On Wed, Sep 21, 2022, Vitaly Kuznetsov wrote:
> Get rid of on-stack allocation of vcpu_mask and optimize kvm_hv_send_ipi()
> for a smaller number of vCPUs in the request. When Hyper-V TLB flush
> is in  use, HvSendSyntheticClusterIpi{,Ex} calls are not commonly used to
> send IPIs to a large number of vCPUs (and are rarely used in general).
> 
> Introduce hv_is_vp_in_sparse_set() to directly check if the specified
> VP_ID is present in sparse vCPU set.
> 
> Reviewed-by: Maxim Levitsky <mlevitsk@redhat.com>
> Signed-off-by: Vitaly Kuznetsov <vkuznets@redhat.com>
> ---
>  arch/x86/kvm/hyperv.c | 37 ++++++++++++++++++++++++++-----------
>  1 file changed, 26 insertions(+), 11 deletions(-)
> 
> diff --git a/arch/x86/kvm/hyperv.c b/arch/x86/kvm/hyperv.c
> index 69891c48c12a..9764ebb7fd5f 100644
> --- a/arch/x86/kvm/hyperv.c
> +++ b/arch/x86/kvm/hyperv.c
> @@ -1741,6 +1741,25 @@ static void sparse_set_to_vcpu_mask(struct kvm *kvm, u64 *sparse_banks,
>  	}
>  }
>  
> +static bool hv_is_vp_in_sparse_set(u32 vp_id, u64 valid_bank_mask, u64 sparse_banks[])
> +{
> +	int bank, sbank = 0;
> +
> +	if (!test_bit(vp_id / HV_VCPUS_PER_SPARSE_BANK,
> +		      (unsigned long *)&valid_bank_mask))
> +		return false;
> +
> +	for_each_set_bit(bank, (unsigned long *)&valid_bank_mask,
> +			 KVM_HV_MAX_SPARSE_VCPU_SET_BITS) {
> +		if (bank == vp_id / HV_VCPUS_PER_SPARSE_BANK)
> +			break;
> +		sbank++;

At the risk of being too clever, this can be heavily optimized, which given what
this helper is used for is probably worth doing.  The index into sparse_banks is
the number of bits preceding the target bit, and POPCNT can determine the number
of bits.  So, to get the index, simply strip off the upper bits and do hweight64().

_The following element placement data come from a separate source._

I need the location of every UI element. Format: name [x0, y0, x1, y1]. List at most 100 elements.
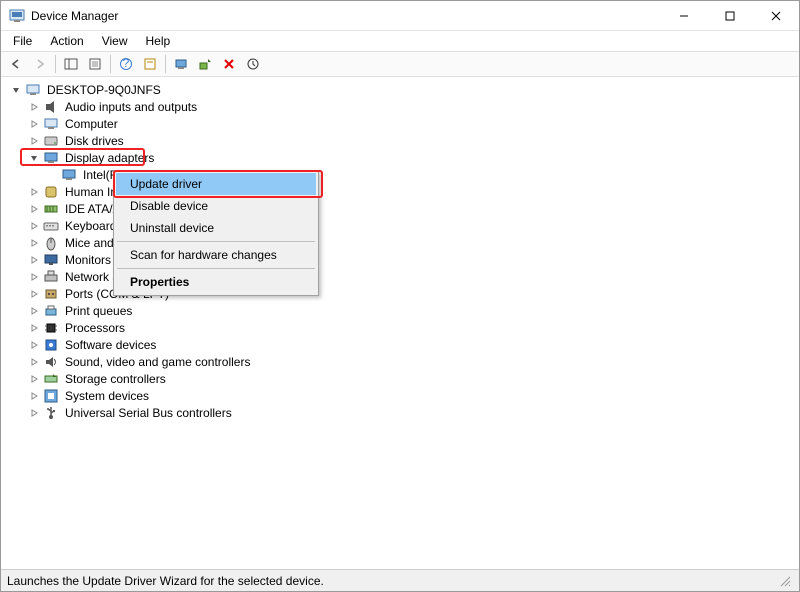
monitor-icon [43, 252, 59, 268]
computer-icon [25, 82, 41, 98]
disable-button[interactable] [242, 53, 264, 75]
tree-item-label: Monitors [63, 253, 113, 267]
ide-icon [43, 201, 59, 217]
svg-text:?: ? [123, 57, 130, 70]
tree-root-label: DESKTOP-9Q0JNFS [45, 83, 163, 97]
chevron-right-icon[interactable] [27, 219, 41, 233]
chevron-right-icon[interactable] [27, 100, 41, 114]
close-button[interactable] [753, 1, 799, 31]
network-icon [43, 269, 59, 285]
chevron-right-icon[interactable] [27, 304, 41, 318]
menu-view[interactable]: View [94, 32, 136, 50]
disk-icon [43, 133, 59, 149]
chevron-down-icon[interactable] [9, 83, 23, 97]
display-icon [43, 150, 59, 166]
toolbar: ? [1, 51, 799, 77]
tree-item[interactable]: Print queues [5, 302, 799, 319]
cpu-icon [43, 320, 59, 336]
status-text: Launches the Update Driver Wizard for th… [7, 574, 324, 588]
scan-button[interactable] [170, 53, 192, 75]
chevron-right-icon[interactable] [27, 134, 41, 148]
chevron-right-icon[interactable] [27, 372, 41, 386]
resize-grip[interactable] [777, 573, 793, 589]
tree-item-label: Storage controllers [63, 372, 168, 386]
tree-item-label: Display adapters [63, 151, 156, 165]
tree-item-label: Computer [63, 117, 120, 131]
tree-item-label: Universal Serial Bus controllers [63, 406, 234, 420]
context-menu-separator [117, 268, 315, 269]
window-title: Device Manager [31, 9, 661, 23]
tree-item[interactable]: Computer [5, 115, 799, 132]
computer-icon [43, 116, 59, 132]
tree-item-label: Sound, video and game controllers [63, 355, 252, 369]
context-menu-item[interactable]: Update driver [116, 173, 316, 195]
toolbar-sep-1 [55, 55, 56, 73]
maximize-button[interactable] [707, 1, 753, 31]
tree-item[interactable]: Disk drives [5, 132, 799, 149]
system-icon [43, 388, 59, 404]
menu-action[interactable]: Action [42, 32, 91, 50]
chevron-right-icon[interactable] [27, 270, 41, 284]
uninstall-button[interactable] [218, 53, 240, 75]
chevron-right-icon[interactable] [27, 406, 41, 420]
context-menu-item[interactable]: Disable device [116, 195, 316, 217]
statusbar: Launches the Update Driver Wizard for th… [1, 569, 799, 591]
tree-item[interactable]: Audio inputs and outputs [5, 98, 799, 115]
chevron-right-icon[interactable] [27, 236, 41, 250]
chevron-down-icon[interactable] [27, 151, 41, 165]
audio-icon [43, 99, 59, 115]
usb-icon [43, 405, 59, 421]
show-hide-tree-button[interactable] [60, 53, 82, 75]
back-button[interactable] [5, 53, 27, 75]
tree-item[interactable]: Storage controllers [5, 370, 799, 387]
tree-item[interactable]: Display adapters [5, 149, 799, 166]
forward-button[interactable] [29, 53, 51, 75]
tree-item-label: Audio inputs and outputs [63, 100, 199, 114]
update-driver-button[interactable] [194, 53, 216, 75]
chevron-right-icon[interactable] [27, 185, 41, 199]
context-menu: Update driverDisable deviceUninstall dev… [113, 170, 319, 296]
chevron-right-icon[interactable] [27, 287, 41, 301]
menu-help[interactable]: Help [138, 32, 179, 50]
chevron-right-icon[interactable] [27, 253, 41, 267]
chevron-right-icon[interactable] [27, 117, 41, 131]
chevron-right-icon[interactable] [27, 338, 41, 352]
tree-root[interactable]: DESKTOP-9Q0JNFS [5, 81, 799, 98]
minimize-button[interactable] [661, 1, 707, 31]
tree-item[interactable]: System devices [5, 387, 799, 404]
tree-item[interactable]: Universal Serial Bus controllers [5, 404, 799, 421]
tree-item-label: Print queues [63, 304, 134, 318]
chevron-right-icon[interactable] [27, 355, 41, 369]
properties-button[interactable] [84, 53, 106, 75]
storage-icon [43, 371, 59, 387]
toolbar-sep-2 [110, 55, 111, 73]
chevron-right-icon[interactable] [27, 202, 41, 216]
hid-icon [43, 184, 59, 200]
toolbar-sep-3 [165, 55, 166, 73]
sound-icon [43, 354, 59, 370]
tree-item[interactable]: Processors [5, 319, 799, 336]
context-menu-item[interactable]: Properties [116, 271, 316, 293]
keyboard-icon [43, 218, 59, 234]
software-icon [43, 337, 59, 353]
tree-item-label: System devices [63, 389, 151, 403]
action-button[interactable] [139, 53, 161, 75]
tree-item-label: Software devices [63, 338, 158, 352]
app-icon [9, 8, 25, 24]
tree-item[interactable]: Sound, video and game controllers [5, 353, 799, 370]
chevron-right-icon[interactable] [27, 321, 41, 335]
context-menu-item[interactable]: Uninstall device [116, 217, 316, 239]
mouse-icon [43, 235, 59, 251]
menu-file[interactable]: File [5, 32, 40, 50]
chevron-right-icon[interactable] [27, 389, 41, 403]
titlebar: Device Manager [1, 1, 799, 31]
context-menu-item[interactable]: Scan for hardware changes [116, 244, 316, 266]
tree-item-label: Processors [63, 321, 127, 335]
menubar: File Action View Help [1, 31, 799, 51]
help-button[interactable]: ? [115, 53, 137, 75]
tree-item[interactable]: Software devices [5, 336, 799, 353]
display-icon [61, 167, 77, 183]
printer-icon [43, 303, 59, 319]
device-tree[interactable]: DESKTOP-9Q0JNFS Audio inputs and outputs… [1, 77, 799, 569]
tree-item-label: Disk drives [63, 134, 126, 148]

And to avoid bugs while also optimizing for "small" VMs, the math can be skipped
if vp_id < 64, i.e. if bank==0, because in that case there can't possibly be
preceding bits.

Compile tested only...

	int valid_bit_nr = vp_id / HV_VCPUS_PER_SPARSE_BANK;
	unsigned long sbank;

	if (!test_bit(valid_bit_nr, (unsigned long *)&valid_bank_mask))
		return false;

	/*
	 * The index into the sparse bank is the number of preceding bits in
	 * the valid mask.  Optimize for VMs with <64 vCPUs by skipping the
	 * fancy math if there can't possibly be preceding bits.
	 */
	if (valid_bit_nr)
		sbank = hweight64(valid_bank_mask & GENMASK_ULL(valid_bit_nr - 1, 0));
	else
		sbank = 0;

	return test_bit(vp_id % HV_VCPUS_PER_SPARSE_BANK,
			(unsigned long *)&sparse_banks[sbank]);

yields this, where the "call __sw_hweight64" will be patched to POPCNT on 64-bit
hosts (POPCNT has been around for a long time).

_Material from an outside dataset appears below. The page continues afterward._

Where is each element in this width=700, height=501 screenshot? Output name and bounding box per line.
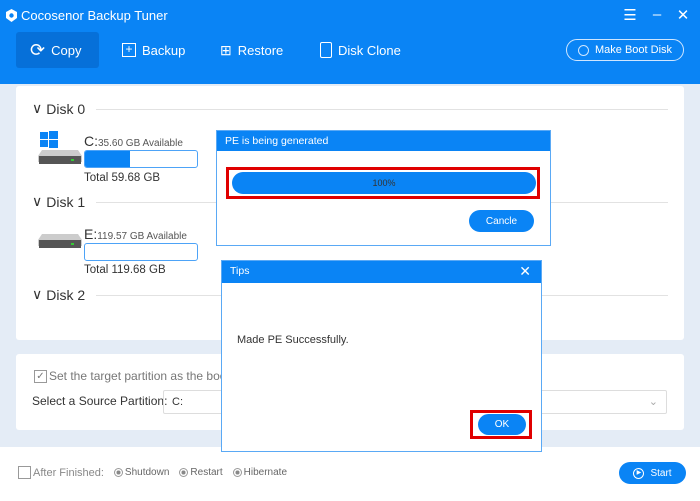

   	call   0xffffffff810c3ea0 <__fentry__>
   	push   %rbp
   	mov    %edi,%eax
   	mov    %rsp,%rbp
   	shr    $0x6,%eax
   	sub    $0x8,%rsp
   	mov    %rsi,-0x8(%rbp)
   	mov    %eax,%ecx
   	bt     %rcx,-0x8(%rbp)
   	setb   %cl
   	jae    0xffffffff81064784 <hv_is_vp_in_sparse_set+52>
   	test   %eax,%eax
   	mov    %edi,%r8d
   	jne    0xffffffff8106478c <hv_is_vp_in_sparse_set+60>
   	and    $0x3f,%r8d
   	bt     %r8,(%rdx)
   	setb   %cl
   	leave  
   	mov    %ecx,%eax
   	jmp    0xffffffff81c02200 <__x86_return_thunk>
   	mov    $0x40,%ecx
   	mov    $0xffffffffffffffff,%rdi
   	sub    %eax,%ecx
   	shr    %cl,%rdi
   	and    -0x8(%rbp),%rdi
   	call   0xffffffff815beea0 <__sw_hweight64>
   	lea    (%rdx,%rax,8),%rdx
   	jmp    0xffffffff81064779 <hv_is_vp_in_sparse_set+41>

Alternatively, we could choose not to optimize bit==0 and just do:

	sbank = hweight64(valid_bank_mask & GENMASK_ULL(valid_bit_nr, 0)) - 1;

but there's enough prep work needed for hweight64() that I think it's worth
opimtizing because "small" VMs are probably very common.